Alan beamed a smile to show how clever and shrewd he was.
‘Three hundred quid new, those three-pieces are,’ he said, tightening my two-piece on the roof.
So now he had the complete set.
I wondered why a carpenter like him needed ladders at all, and then I remembered that he’d come along with me to see a job I’d quoted in Barnes. I’d taken him along to quote on replacing some sills that had too much rot to repair. He’d got on with the client, a very picky English lady (the sort I don’t really get on with), and I realised that he’d probably gone back there and hacked my price down to get the whole job. He liked painting from time to time. Good for the soul, he reckoned.
‘There’s always someone prepared to sell for rock-bottom, Dicky boy. All you have to do is wait for the right moment.’ Like butter never melted.
I should have smacked him there and then, just to wake him up, bring him back to the real world, but he’s a judo whiz. There was also the fact that he’d lend them back to me for a job, if I asked nicely.
‘Yeah, you’re spot on. It’s all about timing,’ I said.
With the ladders secured, he came back down and gave me the money.
‘There you go, mate.’
‘Cheers, Al.’
Business is business.
‘Let’s go out for a drink some time, you know, when..’
‘I know, when I’ve got some bloody money.’
That song came to mind. ‘You can’t jive with no money, so take your broke ass home.’
We shook hands, as friends do when a deal’s taken place, and then he headed off. He was right; the van purred.
I walked off in the opposite direction and felt the money in my broke-ass pocket.
A sandwich, fags, cappuccino; big deal.
As I was feeling the cold hard cash, I heard a loud bang and turned around and up at the end of the road there was Alan’s van, snarled up.
I ran back to help.
Somehow, he’d failed to turn the corner and gone through the iron railings of a Georgian house. The van was stuck halfway down to the basement, at forty-five degrees, and the ladders had snagged on the sill of the ground floor living-room’s window, ripping the recently installed roof-rails clean off.
‘Are you alright?’ I said, climbing across the snarled up railings to get to him.
He was sat there, dazed. ‘The steering just went. Oh shit, I’m bleeding.’
There was a small gash on his forehead. Nothing life-threatening.
I knew he was already counting the cost, which was immeasurably greater than the amount he’d saved using desperate people to get what he wanted, because he kept swearing and gasping.

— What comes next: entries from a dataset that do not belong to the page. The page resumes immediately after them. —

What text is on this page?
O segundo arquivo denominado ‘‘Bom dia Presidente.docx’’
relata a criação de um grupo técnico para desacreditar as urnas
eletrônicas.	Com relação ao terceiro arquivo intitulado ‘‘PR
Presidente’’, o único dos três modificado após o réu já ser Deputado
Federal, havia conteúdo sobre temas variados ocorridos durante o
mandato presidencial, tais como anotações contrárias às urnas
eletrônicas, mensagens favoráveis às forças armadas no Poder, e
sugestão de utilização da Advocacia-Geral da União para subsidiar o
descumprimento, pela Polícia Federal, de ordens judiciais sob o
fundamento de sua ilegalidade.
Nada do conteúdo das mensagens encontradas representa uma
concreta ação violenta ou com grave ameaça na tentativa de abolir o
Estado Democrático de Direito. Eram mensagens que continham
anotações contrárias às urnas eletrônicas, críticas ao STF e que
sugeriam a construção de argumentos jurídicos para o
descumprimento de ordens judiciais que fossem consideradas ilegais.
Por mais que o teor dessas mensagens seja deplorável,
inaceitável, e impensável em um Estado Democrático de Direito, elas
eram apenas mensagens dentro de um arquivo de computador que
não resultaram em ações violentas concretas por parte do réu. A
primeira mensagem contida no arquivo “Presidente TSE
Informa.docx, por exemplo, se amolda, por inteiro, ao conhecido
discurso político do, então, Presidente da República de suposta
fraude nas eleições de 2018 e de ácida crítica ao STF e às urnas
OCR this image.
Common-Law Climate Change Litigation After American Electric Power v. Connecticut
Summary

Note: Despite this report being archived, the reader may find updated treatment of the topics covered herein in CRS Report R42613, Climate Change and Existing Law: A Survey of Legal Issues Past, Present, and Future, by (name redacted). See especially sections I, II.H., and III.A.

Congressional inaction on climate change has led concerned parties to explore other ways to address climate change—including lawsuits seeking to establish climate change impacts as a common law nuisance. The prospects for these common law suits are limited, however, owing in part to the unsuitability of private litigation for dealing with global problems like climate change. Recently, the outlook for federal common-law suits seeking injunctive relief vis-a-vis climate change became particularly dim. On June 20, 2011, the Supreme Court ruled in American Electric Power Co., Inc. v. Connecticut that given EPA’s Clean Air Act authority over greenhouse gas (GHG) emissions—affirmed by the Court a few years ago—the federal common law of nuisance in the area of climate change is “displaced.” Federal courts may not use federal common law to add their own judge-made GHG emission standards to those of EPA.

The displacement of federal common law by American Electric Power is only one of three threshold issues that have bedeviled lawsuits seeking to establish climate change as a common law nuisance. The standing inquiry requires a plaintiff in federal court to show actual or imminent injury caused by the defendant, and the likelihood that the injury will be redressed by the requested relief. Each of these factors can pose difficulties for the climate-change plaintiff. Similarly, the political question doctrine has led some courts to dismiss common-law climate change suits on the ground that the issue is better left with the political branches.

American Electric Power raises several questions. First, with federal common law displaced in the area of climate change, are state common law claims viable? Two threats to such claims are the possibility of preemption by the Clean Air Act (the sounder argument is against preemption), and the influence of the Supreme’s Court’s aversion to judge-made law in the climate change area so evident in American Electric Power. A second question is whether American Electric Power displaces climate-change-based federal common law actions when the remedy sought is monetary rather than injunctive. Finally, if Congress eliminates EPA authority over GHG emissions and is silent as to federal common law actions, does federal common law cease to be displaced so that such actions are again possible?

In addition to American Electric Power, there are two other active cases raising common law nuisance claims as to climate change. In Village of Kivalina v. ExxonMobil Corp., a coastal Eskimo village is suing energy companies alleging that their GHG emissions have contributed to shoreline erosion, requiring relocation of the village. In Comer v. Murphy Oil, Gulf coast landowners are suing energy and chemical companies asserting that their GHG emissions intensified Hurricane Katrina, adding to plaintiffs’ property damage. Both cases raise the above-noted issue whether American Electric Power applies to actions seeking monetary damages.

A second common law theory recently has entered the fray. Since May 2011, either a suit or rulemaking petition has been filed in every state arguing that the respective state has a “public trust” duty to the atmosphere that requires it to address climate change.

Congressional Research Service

‘Call me an ambulance, will you, mate?’ he said, with his head in his hands. The van juddered and creaked down some more until it reached as far as it could go. Alan’s bewildered facial expressions were priceless. Each contortion wreaked of doomed desperation as the van fell further into the darkened yard.
I’d always wanted to say this joke ever since I’d heard it at school.
So I did. I just couldn’t resist. The ladders were fucked anyway, so I could never borrow them back from him, even if I’d asked properly.
Looking into his eyes, I held my breath and relished my moment.
‘Alan is an ambulance! Alan is an ambulance! Alan is an ambulance!’ I shouted, like a toe-rag in a playground.
He didn’t find the joke at all funny. Pinching his bloodied lips, he looked like he was going to kill me, so I ran away laughing my head off.
I got my sandwich and sat down to eat at my favourite bench. It tasted very nice.